Resource extraction in space will only become feasible once we can design and build specialized robots capable of autonomously performing drilling, extraction, transportation, and many other processes in the harsh conditions of space. If we don’t limit ourselves to using resources on-site (ISRU), they will need to be transported back to Earth, and given the vast distances and fuel costs involved, the project might not pay off even after hundreds of years. Moreover, mining activities on asteroids could affect their trajectories and potentially generate additional space debris.
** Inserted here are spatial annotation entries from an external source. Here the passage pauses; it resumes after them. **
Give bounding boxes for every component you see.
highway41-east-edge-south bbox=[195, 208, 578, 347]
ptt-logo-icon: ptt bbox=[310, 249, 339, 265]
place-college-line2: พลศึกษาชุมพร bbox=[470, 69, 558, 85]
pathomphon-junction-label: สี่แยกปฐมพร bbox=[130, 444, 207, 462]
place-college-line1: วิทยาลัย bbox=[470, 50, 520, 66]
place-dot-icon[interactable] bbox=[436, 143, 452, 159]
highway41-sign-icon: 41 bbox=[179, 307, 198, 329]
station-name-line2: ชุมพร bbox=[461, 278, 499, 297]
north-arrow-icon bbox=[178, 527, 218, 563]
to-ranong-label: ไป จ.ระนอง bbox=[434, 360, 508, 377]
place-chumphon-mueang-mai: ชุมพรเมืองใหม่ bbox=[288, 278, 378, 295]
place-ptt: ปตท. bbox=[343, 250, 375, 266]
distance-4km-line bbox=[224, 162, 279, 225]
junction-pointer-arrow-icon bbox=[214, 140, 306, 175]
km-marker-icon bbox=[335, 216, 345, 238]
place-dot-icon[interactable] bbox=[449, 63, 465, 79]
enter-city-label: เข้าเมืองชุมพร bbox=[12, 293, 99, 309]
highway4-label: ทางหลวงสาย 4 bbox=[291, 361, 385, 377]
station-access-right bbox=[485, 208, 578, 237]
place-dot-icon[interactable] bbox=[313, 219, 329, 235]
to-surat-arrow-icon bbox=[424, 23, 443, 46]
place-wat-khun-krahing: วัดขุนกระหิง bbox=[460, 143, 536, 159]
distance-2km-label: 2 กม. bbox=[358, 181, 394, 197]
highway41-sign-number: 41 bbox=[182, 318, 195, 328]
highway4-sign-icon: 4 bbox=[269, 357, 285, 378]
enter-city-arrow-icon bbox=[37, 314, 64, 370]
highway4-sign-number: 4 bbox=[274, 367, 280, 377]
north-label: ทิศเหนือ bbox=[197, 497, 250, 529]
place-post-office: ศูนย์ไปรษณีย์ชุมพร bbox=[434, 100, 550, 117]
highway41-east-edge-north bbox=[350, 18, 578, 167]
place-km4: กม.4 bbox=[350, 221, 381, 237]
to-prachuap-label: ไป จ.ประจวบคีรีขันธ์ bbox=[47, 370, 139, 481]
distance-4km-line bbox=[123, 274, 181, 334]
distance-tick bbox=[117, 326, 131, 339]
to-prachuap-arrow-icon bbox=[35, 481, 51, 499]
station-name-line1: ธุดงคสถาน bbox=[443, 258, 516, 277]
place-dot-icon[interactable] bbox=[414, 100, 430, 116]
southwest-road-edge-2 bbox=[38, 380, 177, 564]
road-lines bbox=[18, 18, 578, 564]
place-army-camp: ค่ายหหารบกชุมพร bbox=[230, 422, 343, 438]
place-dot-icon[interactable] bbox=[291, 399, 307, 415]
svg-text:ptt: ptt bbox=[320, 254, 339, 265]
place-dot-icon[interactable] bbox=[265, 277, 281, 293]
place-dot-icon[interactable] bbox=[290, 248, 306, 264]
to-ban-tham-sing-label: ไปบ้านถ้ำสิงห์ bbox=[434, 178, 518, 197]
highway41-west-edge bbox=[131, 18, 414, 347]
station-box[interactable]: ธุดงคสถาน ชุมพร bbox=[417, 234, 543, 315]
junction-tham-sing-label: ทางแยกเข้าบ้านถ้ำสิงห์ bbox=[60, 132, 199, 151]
Source: rubinobservatory.org
What’s next?
Recently, humanity has managed to reduce the cost of space transportation, thanks to reusable launch vehicles. But that is only one variable in a complex system of equations. Today, the idea of mining in space has reached a level of maturity where dozens of startups either plan to do this in the future or are already creating additional value from their activities right now, like TransAstra.
The astrophysicist Neil deGrasse Tyson stated in 2015 that the first trillionaire would emerge thanks to asteroid mining. Ten years later, it has become clear that humanity has taken but one step in that direction: to make the entire journey, a huge amount of resources and new technological breakthroughs will be required. Some researchers believe that the key to effectively organizing mining operations on asteroids and other planets could be the Moon. At the very least, great hopes have been placed on studying the Moon, and the upcoming Artemis missions will help us learn more about the resources it possesses.
In the end, despite the abundance of startups, investments, enthusiasts, and even discussions at the government level, humanity has not moved much closer to space mining in the traditional sense. And even if it does, it will remain unprofitable for a long time. So, in the short- and medium-term, it is more rational to invest those same funds in other, more promising projects: for example, those related to space exploration, the search for alternative energy sources, or replacing the “irreplaceable” minerals needed in the electronics industry.